Ask-Anything
Ask-Anything copied to clipboard
Question regarding Object Interaction task of STAR & Charade dataset
{
"video": "K9UXS.mp4",
"question": "Which object was tidied up by the person?",
"candidates": [
"The table.",
"The clothes.",
"The towel.",
"The blanket."
],
"answer": "The blanket.",
"start": 2.65134176537509,
"end": 30.34865823462491,
"accurate_start": 22,
"accurate_end": 31
},
I checked that "accurate_start" and "accurate_end" fields came from "start", "end" field of original STAR annotation. Then, where did 'start', 'end' file come from?
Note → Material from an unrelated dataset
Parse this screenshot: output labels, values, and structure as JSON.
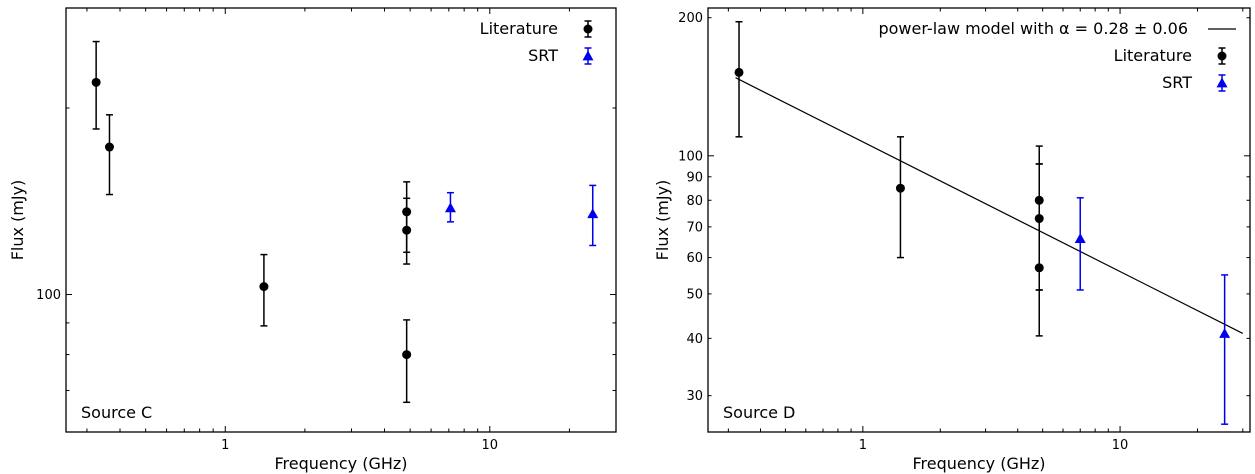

I can't find any information from the original annotation.
- Same situation in action localization of Charade dataset
{
"video": "ONMCW.mp4",
"question": "In the given video, when does the action 'person takes a glass from the desk' take place?",
"candidates": [
"At the end of the video.",
"At the beginning of the video.",
"In the middle of the video.",
"Throughout the entire video."
],
"answer": "In the middle of the video.",
"start": 15.299999999999997,
"end": 33.6,
"accurate_start": 21.4,
"accurate_end": 27.5
},
Good question! The start and end are randomly generated based on the accurate start and end, since we hope to improve the question difficulty.